I have this impression that the line sampleClient.publish("topic/example/ofanswer", ans);
never finishes its execution.
Does anyone know how it comes and how to solve my problem please?
I had a similar problem today. When I read an other question with two connections I got it: You need two MqttClient instances. One for publishing and one for subscribing. Unfortunately I found no documentation for that fact.

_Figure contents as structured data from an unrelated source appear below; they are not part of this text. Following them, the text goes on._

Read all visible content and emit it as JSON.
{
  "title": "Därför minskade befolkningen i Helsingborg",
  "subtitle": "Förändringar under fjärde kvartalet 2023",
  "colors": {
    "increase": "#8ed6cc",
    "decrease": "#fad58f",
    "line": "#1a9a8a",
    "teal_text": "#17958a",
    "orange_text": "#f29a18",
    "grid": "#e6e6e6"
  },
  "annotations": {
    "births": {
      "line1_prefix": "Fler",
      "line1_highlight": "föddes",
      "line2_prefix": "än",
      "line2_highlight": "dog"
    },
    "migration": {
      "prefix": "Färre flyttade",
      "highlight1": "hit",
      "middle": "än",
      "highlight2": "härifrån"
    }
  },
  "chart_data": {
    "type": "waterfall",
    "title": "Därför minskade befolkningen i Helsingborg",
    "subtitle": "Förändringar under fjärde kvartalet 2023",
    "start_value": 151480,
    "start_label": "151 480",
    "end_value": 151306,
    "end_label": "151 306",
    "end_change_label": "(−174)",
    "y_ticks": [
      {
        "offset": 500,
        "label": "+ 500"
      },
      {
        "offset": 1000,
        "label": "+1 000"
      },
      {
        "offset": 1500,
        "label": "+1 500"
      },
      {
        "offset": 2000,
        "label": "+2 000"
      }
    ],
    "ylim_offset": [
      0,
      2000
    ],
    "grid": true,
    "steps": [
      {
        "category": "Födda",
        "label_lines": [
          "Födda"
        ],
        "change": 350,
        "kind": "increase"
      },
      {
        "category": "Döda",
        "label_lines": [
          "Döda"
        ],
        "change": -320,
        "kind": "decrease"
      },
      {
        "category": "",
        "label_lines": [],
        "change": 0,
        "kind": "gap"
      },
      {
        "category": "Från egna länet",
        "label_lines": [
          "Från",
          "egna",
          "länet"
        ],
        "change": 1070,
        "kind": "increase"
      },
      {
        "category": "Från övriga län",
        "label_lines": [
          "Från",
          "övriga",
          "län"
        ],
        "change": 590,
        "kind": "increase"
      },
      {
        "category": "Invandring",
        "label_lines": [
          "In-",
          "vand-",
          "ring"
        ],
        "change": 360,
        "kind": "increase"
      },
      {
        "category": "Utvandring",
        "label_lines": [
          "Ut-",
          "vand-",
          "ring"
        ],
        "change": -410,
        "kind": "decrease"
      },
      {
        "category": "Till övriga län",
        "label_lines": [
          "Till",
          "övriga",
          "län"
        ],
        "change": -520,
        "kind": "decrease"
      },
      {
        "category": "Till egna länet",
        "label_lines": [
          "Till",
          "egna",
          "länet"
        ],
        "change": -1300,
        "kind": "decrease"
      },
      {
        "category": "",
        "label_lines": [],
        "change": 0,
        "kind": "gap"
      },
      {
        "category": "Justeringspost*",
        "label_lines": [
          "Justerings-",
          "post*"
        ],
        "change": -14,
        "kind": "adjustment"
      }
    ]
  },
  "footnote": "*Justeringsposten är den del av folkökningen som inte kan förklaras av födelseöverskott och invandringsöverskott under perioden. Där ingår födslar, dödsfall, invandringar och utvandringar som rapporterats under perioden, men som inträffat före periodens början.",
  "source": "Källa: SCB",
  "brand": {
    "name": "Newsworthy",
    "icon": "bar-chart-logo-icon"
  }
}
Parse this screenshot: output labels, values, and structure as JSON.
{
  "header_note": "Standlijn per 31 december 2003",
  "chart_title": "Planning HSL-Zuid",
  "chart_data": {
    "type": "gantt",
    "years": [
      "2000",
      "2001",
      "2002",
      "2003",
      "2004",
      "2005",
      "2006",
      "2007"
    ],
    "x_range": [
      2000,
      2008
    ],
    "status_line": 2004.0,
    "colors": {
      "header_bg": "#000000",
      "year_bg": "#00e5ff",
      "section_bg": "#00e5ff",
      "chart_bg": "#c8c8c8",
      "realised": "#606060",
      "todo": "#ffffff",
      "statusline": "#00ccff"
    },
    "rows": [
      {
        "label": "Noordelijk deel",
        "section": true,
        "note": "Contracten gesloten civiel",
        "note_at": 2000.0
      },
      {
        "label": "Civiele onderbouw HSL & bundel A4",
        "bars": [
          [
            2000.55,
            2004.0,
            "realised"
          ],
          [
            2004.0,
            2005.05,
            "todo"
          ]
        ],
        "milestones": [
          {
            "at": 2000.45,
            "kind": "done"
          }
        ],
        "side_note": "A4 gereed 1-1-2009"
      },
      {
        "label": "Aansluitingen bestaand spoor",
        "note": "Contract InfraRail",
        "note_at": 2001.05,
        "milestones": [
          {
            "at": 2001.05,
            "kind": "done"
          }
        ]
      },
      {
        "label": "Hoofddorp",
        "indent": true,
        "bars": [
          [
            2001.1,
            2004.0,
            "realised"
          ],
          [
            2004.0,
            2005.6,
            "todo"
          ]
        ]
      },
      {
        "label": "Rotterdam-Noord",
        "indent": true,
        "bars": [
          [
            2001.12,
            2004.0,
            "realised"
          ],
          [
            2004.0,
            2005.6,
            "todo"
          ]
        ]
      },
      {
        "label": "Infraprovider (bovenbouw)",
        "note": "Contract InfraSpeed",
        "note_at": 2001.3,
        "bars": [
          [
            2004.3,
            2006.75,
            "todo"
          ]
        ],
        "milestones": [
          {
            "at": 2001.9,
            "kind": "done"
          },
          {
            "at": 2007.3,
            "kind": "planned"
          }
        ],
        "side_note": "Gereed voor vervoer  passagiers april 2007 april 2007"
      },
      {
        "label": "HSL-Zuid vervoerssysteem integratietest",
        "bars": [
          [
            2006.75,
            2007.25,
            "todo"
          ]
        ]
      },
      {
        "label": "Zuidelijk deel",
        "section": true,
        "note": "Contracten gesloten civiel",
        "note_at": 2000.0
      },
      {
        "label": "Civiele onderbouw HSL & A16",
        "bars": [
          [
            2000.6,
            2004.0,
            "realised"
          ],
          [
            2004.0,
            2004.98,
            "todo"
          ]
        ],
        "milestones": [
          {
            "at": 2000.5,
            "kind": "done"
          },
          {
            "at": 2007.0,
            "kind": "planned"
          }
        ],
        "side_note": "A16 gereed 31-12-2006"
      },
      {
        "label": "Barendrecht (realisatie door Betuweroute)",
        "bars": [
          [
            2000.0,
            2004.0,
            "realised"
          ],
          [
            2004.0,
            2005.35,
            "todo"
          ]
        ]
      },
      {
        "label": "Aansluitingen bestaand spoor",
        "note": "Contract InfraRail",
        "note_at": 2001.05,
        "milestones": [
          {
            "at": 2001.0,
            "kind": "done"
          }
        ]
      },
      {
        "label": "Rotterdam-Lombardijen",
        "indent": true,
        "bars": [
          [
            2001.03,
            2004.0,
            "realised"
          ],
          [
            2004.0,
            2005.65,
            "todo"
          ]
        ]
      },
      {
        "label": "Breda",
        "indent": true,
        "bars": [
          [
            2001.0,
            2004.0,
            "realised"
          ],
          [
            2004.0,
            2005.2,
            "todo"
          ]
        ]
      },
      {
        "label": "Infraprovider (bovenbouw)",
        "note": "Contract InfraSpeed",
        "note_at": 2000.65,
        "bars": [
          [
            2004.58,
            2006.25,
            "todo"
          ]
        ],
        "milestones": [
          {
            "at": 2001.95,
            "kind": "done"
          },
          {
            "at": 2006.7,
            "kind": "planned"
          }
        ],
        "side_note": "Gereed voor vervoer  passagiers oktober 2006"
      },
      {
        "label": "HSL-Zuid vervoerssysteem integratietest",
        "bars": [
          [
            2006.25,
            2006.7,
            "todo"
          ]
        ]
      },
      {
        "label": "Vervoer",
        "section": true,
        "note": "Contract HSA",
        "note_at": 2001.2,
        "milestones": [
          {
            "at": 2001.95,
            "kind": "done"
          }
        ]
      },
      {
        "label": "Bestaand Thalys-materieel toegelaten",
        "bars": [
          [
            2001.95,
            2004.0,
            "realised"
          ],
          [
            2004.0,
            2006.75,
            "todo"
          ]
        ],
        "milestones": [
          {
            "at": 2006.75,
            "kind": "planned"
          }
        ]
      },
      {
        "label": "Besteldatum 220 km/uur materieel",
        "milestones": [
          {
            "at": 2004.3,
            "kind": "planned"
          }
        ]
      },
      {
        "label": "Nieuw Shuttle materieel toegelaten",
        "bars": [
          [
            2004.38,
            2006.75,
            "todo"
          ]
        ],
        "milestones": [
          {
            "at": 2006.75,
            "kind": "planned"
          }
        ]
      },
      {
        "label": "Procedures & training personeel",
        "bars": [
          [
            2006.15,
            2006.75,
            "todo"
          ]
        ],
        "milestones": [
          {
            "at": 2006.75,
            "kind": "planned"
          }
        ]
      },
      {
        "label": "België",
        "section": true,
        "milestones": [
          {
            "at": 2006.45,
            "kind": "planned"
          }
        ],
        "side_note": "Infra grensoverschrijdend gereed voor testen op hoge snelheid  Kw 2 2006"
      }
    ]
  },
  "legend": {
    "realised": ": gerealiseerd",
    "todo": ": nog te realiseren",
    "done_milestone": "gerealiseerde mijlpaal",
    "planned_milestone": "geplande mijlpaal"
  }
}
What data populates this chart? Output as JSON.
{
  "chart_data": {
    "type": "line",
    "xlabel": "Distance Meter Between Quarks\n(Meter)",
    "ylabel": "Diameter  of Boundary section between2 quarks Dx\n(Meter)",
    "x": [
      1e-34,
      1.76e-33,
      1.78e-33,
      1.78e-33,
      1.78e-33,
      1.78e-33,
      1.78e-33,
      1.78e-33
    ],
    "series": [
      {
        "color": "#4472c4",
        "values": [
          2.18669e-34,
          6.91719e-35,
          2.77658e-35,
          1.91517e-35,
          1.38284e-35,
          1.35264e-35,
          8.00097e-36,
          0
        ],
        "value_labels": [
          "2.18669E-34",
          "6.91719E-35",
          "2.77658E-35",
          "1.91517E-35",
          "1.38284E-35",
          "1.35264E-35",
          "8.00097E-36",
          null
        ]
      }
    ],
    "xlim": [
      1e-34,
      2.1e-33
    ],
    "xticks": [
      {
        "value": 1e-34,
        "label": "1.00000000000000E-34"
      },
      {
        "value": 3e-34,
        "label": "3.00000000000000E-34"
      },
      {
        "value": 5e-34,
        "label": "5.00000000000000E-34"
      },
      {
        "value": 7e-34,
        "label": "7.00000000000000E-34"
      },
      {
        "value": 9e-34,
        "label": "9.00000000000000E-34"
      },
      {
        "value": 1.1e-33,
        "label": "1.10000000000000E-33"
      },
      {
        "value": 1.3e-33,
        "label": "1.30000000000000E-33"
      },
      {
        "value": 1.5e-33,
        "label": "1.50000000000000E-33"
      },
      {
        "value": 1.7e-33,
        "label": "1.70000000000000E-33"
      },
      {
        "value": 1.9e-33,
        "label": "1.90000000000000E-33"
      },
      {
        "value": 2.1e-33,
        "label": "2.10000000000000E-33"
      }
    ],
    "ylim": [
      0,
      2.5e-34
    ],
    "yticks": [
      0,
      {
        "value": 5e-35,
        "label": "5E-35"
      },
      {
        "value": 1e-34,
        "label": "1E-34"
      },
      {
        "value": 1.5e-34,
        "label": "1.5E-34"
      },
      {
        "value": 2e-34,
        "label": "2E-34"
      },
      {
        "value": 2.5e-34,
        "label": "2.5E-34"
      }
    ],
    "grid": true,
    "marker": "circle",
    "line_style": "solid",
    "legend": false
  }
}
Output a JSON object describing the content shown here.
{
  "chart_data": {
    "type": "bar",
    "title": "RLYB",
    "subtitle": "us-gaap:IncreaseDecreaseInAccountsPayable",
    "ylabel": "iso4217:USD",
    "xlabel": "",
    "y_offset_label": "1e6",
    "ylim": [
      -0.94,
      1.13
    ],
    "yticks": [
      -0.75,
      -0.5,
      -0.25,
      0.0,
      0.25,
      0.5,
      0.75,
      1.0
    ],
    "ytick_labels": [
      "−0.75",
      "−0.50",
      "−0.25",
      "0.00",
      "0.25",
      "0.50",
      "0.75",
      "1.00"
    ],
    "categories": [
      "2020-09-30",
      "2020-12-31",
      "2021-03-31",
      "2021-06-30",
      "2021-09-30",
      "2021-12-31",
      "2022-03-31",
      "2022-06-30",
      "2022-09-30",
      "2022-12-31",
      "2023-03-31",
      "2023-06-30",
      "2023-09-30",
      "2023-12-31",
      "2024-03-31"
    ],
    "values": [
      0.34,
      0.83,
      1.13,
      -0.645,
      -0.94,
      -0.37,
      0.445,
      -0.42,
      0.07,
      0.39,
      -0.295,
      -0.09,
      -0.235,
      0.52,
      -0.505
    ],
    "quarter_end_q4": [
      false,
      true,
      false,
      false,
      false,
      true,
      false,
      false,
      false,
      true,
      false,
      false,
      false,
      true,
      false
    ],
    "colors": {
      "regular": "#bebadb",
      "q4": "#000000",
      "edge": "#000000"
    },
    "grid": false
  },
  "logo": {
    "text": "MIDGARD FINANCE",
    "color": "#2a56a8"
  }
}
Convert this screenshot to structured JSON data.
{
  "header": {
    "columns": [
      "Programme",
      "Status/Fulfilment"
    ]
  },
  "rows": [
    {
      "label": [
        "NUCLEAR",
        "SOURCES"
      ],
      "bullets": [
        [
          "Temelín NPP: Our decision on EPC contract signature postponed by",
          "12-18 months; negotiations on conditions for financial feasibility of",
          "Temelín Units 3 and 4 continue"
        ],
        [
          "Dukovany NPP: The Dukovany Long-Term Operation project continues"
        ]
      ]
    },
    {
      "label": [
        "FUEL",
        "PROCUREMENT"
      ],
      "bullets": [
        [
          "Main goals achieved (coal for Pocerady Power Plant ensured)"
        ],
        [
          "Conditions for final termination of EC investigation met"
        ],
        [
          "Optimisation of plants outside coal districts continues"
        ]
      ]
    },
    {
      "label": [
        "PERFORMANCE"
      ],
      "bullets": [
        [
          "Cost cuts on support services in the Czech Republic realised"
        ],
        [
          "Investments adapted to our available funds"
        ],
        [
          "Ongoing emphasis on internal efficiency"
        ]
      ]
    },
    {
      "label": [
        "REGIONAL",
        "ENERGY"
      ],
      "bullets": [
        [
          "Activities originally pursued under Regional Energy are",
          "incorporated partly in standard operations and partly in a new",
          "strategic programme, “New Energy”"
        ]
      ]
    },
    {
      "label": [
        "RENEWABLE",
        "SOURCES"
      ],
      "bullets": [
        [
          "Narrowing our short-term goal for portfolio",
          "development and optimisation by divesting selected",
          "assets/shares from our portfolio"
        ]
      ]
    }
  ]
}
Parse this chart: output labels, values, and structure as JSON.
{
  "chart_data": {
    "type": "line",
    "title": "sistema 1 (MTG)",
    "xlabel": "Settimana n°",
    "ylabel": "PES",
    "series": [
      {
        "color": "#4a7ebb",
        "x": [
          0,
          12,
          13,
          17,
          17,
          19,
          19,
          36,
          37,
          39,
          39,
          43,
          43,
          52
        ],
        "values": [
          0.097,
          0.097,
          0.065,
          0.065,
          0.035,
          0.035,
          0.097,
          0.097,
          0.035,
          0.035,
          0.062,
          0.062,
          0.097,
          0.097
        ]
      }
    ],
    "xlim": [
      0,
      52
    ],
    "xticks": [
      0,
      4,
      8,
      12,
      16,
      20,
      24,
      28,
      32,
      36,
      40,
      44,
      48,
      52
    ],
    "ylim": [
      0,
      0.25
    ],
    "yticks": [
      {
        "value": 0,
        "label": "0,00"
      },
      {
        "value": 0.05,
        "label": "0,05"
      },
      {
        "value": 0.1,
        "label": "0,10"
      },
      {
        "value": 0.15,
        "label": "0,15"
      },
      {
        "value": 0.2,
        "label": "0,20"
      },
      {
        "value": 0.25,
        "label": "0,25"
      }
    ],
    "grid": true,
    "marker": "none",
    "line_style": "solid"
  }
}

By the way. In my first implementation with two clients, I gave them the same ids (logically it should be the same connection). But the second connection disconnects the first one. When I started to use two different ids, it starts to work.
Dominik Obermaier is right: the problem is that you block in messageArrived. Specifically, MqttClient.publish waits until a notice of delivery for the message has been received - but the MqttClient work thread never gets to retrieve it, because it's sitting waiting for the very notice in messageArrived!
The two-clients solution works because the other client's work thread is free to retrieve the notice from the socket, but the proper solution is to either publish with QoS 0 from within messageArrived (as QoS 0 messages need no confirmation of delivery) or use an API that does not wait for the message to be delivered, such as MqttTopic.publish.